Jeff Lindsay
El Oscuro Pasajero
Este libro no habría sido posible sin la generosa ayuda técnica y espiritual de Einstein y el Diácono. Representan el mejor ejemplo de policías de Miami, y me han enseñado parte de lo que implica desarrollar este trabajo, duro de por sí, en un entorno aún más duro.
También deseo dar las gracias a un buen número de personas que han aportado sugerencias interesantes, sobre todo a mi esposa, los Barclay, Julio S., el doctor y la señora A. L. Freundlich, Pookie, Bear y Tinky.

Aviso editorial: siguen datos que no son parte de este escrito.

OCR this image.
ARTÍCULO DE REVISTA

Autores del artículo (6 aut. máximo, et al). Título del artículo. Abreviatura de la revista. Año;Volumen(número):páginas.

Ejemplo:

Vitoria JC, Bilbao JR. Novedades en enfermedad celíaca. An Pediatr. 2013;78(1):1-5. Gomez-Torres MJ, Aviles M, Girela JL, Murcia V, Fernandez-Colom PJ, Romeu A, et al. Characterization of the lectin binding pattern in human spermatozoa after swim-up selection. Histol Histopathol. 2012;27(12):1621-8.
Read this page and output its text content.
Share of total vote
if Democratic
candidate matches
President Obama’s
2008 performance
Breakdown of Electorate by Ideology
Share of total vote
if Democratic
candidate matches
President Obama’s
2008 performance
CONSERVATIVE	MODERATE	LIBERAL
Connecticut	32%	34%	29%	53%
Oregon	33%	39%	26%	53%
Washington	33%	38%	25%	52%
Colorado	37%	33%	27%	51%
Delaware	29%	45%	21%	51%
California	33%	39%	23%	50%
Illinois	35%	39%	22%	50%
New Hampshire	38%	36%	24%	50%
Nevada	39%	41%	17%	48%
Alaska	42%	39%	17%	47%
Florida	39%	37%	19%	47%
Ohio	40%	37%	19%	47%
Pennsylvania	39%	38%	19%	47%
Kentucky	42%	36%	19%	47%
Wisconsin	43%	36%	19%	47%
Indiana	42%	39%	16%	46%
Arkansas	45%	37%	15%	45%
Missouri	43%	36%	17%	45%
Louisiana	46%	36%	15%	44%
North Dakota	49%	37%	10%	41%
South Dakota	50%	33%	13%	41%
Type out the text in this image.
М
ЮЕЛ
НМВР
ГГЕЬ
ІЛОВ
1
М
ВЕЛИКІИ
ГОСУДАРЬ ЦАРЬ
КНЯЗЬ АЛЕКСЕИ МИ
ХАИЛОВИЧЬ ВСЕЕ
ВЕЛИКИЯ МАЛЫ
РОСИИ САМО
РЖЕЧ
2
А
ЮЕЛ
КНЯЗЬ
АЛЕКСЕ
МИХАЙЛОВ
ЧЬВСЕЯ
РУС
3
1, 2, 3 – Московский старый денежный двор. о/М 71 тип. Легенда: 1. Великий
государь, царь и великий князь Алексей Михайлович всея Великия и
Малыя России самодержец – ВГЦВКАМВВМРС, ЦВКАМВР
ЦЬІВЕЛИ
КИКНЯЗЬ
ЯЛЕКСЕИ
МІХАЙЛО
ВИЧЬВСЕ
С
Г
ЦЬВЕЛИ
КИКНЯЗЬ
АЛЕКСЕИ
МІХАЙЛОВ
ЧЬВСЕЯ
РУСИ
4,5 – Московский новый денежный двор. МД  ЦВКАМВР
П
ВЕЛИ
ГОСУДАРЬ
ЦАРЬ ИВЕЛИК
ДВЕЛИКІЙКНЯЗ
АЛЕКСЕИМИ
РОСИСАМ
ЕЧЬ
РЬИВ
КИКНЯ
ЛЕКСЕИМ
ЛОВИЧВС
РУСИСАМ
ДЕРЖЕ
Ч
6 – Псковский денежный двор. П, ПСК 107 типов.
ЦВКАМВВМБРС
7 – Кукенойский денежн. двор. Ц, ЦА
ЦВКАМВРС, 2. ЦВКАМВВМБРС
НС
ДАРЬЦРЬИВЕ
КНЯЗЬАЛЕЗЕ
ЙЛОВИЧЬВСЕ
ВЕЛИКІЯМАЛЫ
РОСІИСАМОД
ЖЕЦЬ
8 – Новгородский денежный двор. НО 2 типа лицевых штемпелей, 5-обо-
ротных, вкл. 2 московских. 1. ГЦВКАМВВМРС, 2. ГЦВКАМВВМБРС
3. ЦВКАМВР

Siempre estaré en deuda con Jason Kaufman por sus conocimientos e inspiración a la hora de estructurar el libro.
Gracias también a Doris, la Dama de la Ultima Risa.
Y mi más sincera gratitud a Nick Ellison, que es todo lo que un agente debería ser pero casi nunca es.
Luna. Una luna gloriosa. Llena, gorda y rojiza, que da a la noche la misma luz que si fuera de día, un reflejo que flota sobre la tierra trayendo alegría, alegría, alegría. También trae ese ruido sordo de las noches tropicales: la voz suave y salvaje del viento que te eriza el vello del brazo, el lamento hueco de las estrellas, ese bramido de la luna sobre el agua que te hace rechinar los dientes.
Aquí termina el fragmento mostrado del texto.